7. College IT Support
College campuses are always in need of IT technicians. With a large pool of eager students studying for careers in computers, universities tend to hire in-house. Many departments lose people during the summer. If you're stuck with a lease and looking for a job that pays more than the local fast-food joint, most colleges are still hiring. As with an internship, check listings through your school to see who is hiring and when.
8. On-Campus Jobs
Instructors who work year-round might need assistants to grade papers, organize research or help with a number of other tasks that don't require specific or technical skills. Check with your favorite prof to see what you can do (and hopefully earn some cash). Again, it's all about putting yourself out there. Even if there are no specific openings, take the initiative and ask potential campus employers.
9. Theme Parks
Theme parks of all sizes expand staffs to manage the summer bustle. Jobs are available in a variety of areas, from entry-level maintenance and custodial positions to paid marketing and promotional internships. The largest parks, like Six Flags, Universal Orlando and Disney are incredibly popular, making the selection process competitive. (Disney also has strict regulations on employee appearance and deportment).
The range of jobs for these companies extends beyond the parks. For example, Disney hires drivers, airport representatives and vacation planners for all of its locations.

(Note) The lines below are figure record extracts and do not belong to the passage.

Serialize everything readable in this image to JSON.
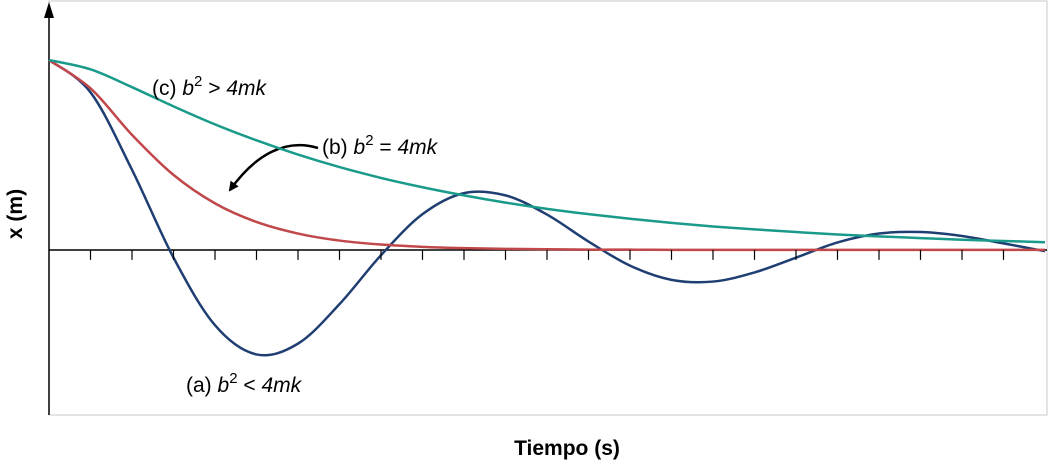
{
  "chart_data": {
    "type": "line",
    "xlabel": "Tiempo (s)",
    "ylabel": "x (m)",
    "x": [
      0,
      1,
      2,
      3,
      4,
      5,
      6,
      7,
      8,
      9,
      10,
      11,
      12,
      13,
      14,
      15,
      16,
      17,
      18,
      19,
      20,
      21,
      22,
      23,
      24
    ],
    "xlim": [
      0,
      24
    ],
    "ylim": [
      -0.87,
      1.29
    ],
    "xticks": [
      1,
      2,
      3,
      4,
      5,
      6,
      7,
      8,
      9,
      10,
      11,
      12,
      13,
      14,
      15,
      16,
      17,
      18,
      19,
      20,
      21,
      22,
      23
    ],
    "series": [
      {
        "color": "#1f3f73",
        "values": [
          1,
          0.83,
          0.422,
          -0.041,
          -0.397,
          -0.551,
          -0.494,
          -0.286,
          -0.028,
          0.188,
          0.299,
          0.287,
          0.186,
          0.044,
          -0.083,
          -0.158,
          -0.167,
          -0.119,
          -0.041,
          0.039,
          0.086,
          0.094,
          0.073,
          0.034,
          -0.007
        ]
      },
      {
        "color": "#c0484a",
        "values": [
          1,
          0.851,
          0.606,
          0.395,
          0.245,
          0.147,
          0.086,
          0.049,
          0.028,
          0.016,
          0.009,
          0.005,
          0.003,
          0.001,
          0.001,
          0,
          0,
          0,
          0,
          0,
          0,
          0,
          0,
          0,
          0
        ]
      },
      {
        "color": "#1a9a8a",
        "values": [
          1,
          0.951,
          0.857,
          0.756,
          0.661,
          0.577,
          0.502,
          0.436,
          0.379,
          0.33,
          0.287,
          0.249,
          0.216,
          0.188,
          0.164,
          0.142,
          0.123,
          0.108,
          0.094,
          0.081,
          0.071,
          0.062,
          0.053,
          0.047,
          0.04
        ]
      }
    ],
    "annotations": [
      {
        "prefix": "(a)",
        "var": "b",
        "exp": "2",
        "rel": "<",
        "rhs": "4mk"
      },
      {
        "prefix": "(b)",
        "var": "b",
        "exp": "2",
        "rel": "=",
        "rhs": "4mk"
      },
      {
        "prefix": "(c)",
        "var": "b",
        "exp": "2",
        "rel": ">",
        "rhs": "4mk"
      }
    ]
  }
}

If you can't land your dream job with Mickey, don't turn your nose up at a local amusement park job. The hourly pay is similar and the atmosphere is comparable, just on a smaller scale. Hiring is ongoing and the staff is almost exclusively young adults.
10. ESL in Asia
Teaching English in a foreign country (also known as ESL for English as a Second Language) is a unique opportunity, especially if you're a recent college graduate who missed the chance to travel abroad while in school. Before it's time to settle down with a house, car payment and family, ESL jobs allow you to live on the other side of the world and become immersed in a new culture. ESLJobs.com has a searchable database of programs around the world for people as young as 20. The demand is highest in China and southeast Asia, where positions range from a classroom setting with elementary students to adults in major cities. Most employers provide a salary, orientation program and accommodations.

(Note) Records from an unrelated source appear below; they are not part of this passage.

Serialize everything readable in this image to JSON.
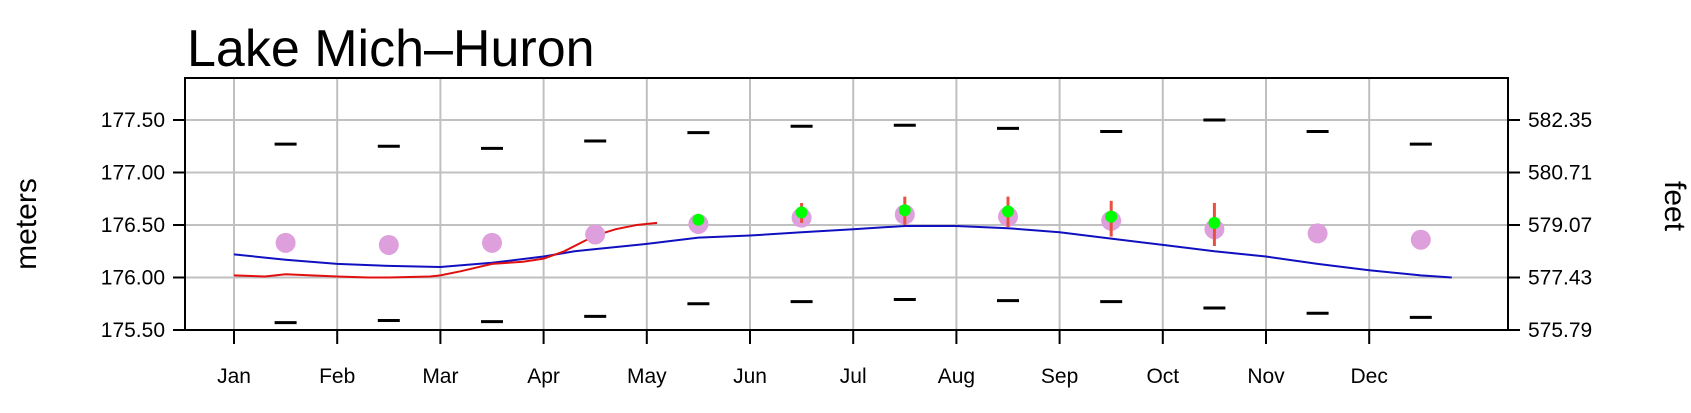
{
  "chart_data": {
    "type": "line",
    "title": "Lake Mich–Huron",
    "ylabel_left": "meters",
    "ylabel_right": "feet",
    "ylim_meters": [
      175.5,
      177.9
    ],
    "left_ticks": [
      "175.50",
      "176.00",
      "176.50",
      "177.00",
      "177.50"
    ],
    "left_tick_values": [
      175.5,
      176.0,
      176.5,
      177.0,
      177.5
    ],
    "right_ticks": [
      "575.79",
      "577.43",
      "579.07",
      "580.71",
      "582.35"
    ],
    "months": [
      "Jan",
      "Feb",
      "Mar",
      "Apr",
      "May",
      "Jun",
      "Jul",
      "Aug",
      "Sep",
      "Oct",
      "Nov",
      "Dec"
    ],
    "grid": true,
    "colors": {
      "blue_line": "#1010c0",
      "red_line": "#e01010",
      "monthly_mean": "#dda0dd",
      "forecast": "#00ff00",
      "forecast_range": "#e85040",
      "extremes": "#000000"
    },
    "monthly_max": [
      177.27,
      177.25,
      177.23,
      177.3,
      177.38,
      177.44,
      177.45,
      177.42,
      177.39,
      177.5,
      177.39,
      177.27
    ],
    "monthly_min": [
      175.57,
      175.59,
      175.58,
      175.63,
      175.75,
      175.77,
      175.79,
      175.78,
      175.77,
      175.71,
      175.66,
      175.62
    ],
    "monthly_mean": [
      176.33,
      176.31,
      176.33,
      176.41,
      176.51,
      176.57,
      176.6,
      176.58,
      176.54,
      176.46,
      176.42,
      176.36
    ],
    "forecast": {
      "months": [
        5,
        6,
        7,
        8,
        9,
        10
      ],
      "values": [
        176.55,
        176.62,
        176.64,
        176.63,
        176.58,
        176.52
      ],
      "low": [
        176.55,
        176.52,
        176.5,
        176.48,
        176.39,
        176.3
      ],
      "high": [
        176.55,
        176.71,
        176.77,
        176.77,
        176.73,
        176.71
      ]
    },
    "blue_line": {
      "x": [
        0.0,
        0.5,
        1.0,
        1.5,
        2.0,
        2.5,
        3.0,
        3.3,
        3.5,
        4.0,
        4.5,
        5.0,
        5.5,
        6.0,
        6.5,
        7.0,
        7.5,
        8.0,
        8.5,
        9.0,
        9.5,
        10.0,
        10.5,
        11.0,
        11.5,
        11.8
      ],
      "y": [
        176.22,
        176.17,
        176.13,
        176.11,
        176.1,
        176.14,
        176.2,
        176.25,
        176.27,
        176.32,
        176.38,
        176.4,
        176.43,
        176.46,
        176.49,
        176.49,
        176.47,
        176.43,
        176.37,
        176.31,
        176.25,
        176.2,
        176.13,
        176.07,
        176.02,
        176.0
      ]
    },
    "red_line": {
      "x": [
        0.0,
        0.3,
        0.5,
        1.0,
        1.3,
        1.5,
        1.9,
        2.0,
        2.2,
        2.5,
        2.8,
        3.0,
        3.2,
        3.5,
        3.7,
        3.9,
        4.1
      ],
      "y": [
        176.02,
        176.01,
        176.03,
        176.01,
        176.0,
        176.0,
        176.01,
        176.02,
        176.06,
        176.13,
        176.15,
        176.18,
        176.25,
        176.4,
        176.46,
        176.5,
        176.52
      ]
    }
  }
}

Before you get serious, research the commitment of teaching abroad. Many contracts last for a year or more and require a bachelors degree. You typically don't need to be fluent in the native language, but it's important to understand teaching ESL in Asia is the same as teaching at home. In-class experience is often preferred. If you have none, visit a website like TEFL for tips on lesson plans, classroom management and culture shock.

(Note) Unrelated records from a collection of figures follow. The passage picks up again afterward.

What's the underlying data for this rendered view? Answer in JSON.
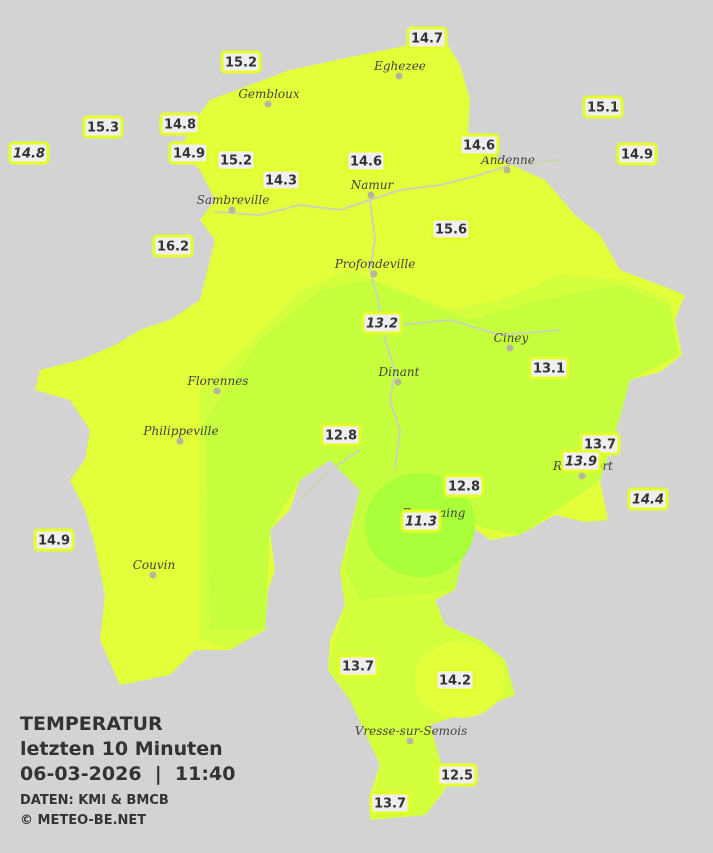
{
  "legend": {
    "title": "TEMPERATUR",
    "period": "letzten 10 Minuten",
    "datetime": "06-03-2026  |  11:40",
    "source": "DATEN: KMI & BMCB",
    "copyright": "© METEO-BE.NET"
  },
  "cities": [
    "Eghezee",
    "Gembloux",
    "Andenne",
    "Namur",
    "Sambreville",
    "Profondeville",
    "Ciney",
    "Dinant",
    "Florennes",
    "Philippeville",
    "Rochefort",
    "Beauraing",
    "Couvin",
    "Vresse-sur-Semois"
  ],
  "stations": [
    {
      "value": 14.7,
      "italic": false
    },
    {
      "value": 15.2,
      "italic": false
    },
    {
      "value": 15.1,
      "italic": false
    },
    {
      "value": 15.3,
      "italic": false
    },
    {
      "value": 14.8,
      "italic": false
    },
    {
      "value": 14.8,
      "italic": true
    },
    {
      "value": 14.9,
      "italic": false
    },
    {
      "value": 15.2,
      "italic": false
    },
    {
      "value": 14.6,
      "italic": false
    },
    {
      "value": 14.9,
      "italic": false
    },
    {
      "value": 14.6,
      "italic": false
    },
    {
      "value": 14.3,
      "italic": false
    },
    {
      "value": 15.6,
      "italic": false
    },
    {
      "value": 16.2,
      "italic": false
    },
    {
      "value": 13.2,
      "italic": true
    },
    {
      "value": 13.1,
      "italic": false
    },
    {
      "value": 12.8,
      "italic": false
    },
    {
      "value": 13.7,
      "italic": false
    },
    {
      "value": 13.9,
      "italic": true
    },
    {
      "value": 14.4,
      "italic": true
    },
    {
      "value": 12.8,
      "italic": false
    },
    {
      "value": 11.3,
      "italic": true
    },
    {
      "value": 14.9,
      "italic": false
    },
    {
      "value": 13.7,
      "italic": false
    },
    {
      "value": 14.2,
      "italic": false
    },
    {
      "value": 12.5,
      "italic": false
    },
    {
      "value": 13.7,
      "italic": false
    }
  ]
}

11. Summer Youth Employment Programs
Summer youth employment programs across the country have created thousands of jobs since 2009 for people ages 14 to 24. In 2009, New York City's jobs program alone placed over 52,000 youth at nearly 8,700 work sites -- impressive numbers to say the least. Most of the positions are entry level and part time, but employers include museums, law firms, summer camps and government offices. Be aware most programs are aimed at lower-income families and require proof of household earnings.
Most cities have already selected and placed applicants, but there may be positions available near you. Visit the website for the major city nearest you. If you can't find anything, give the appropriate office a call (usually the department of employment or economic development). They might know of openings that can't be found elsewhere.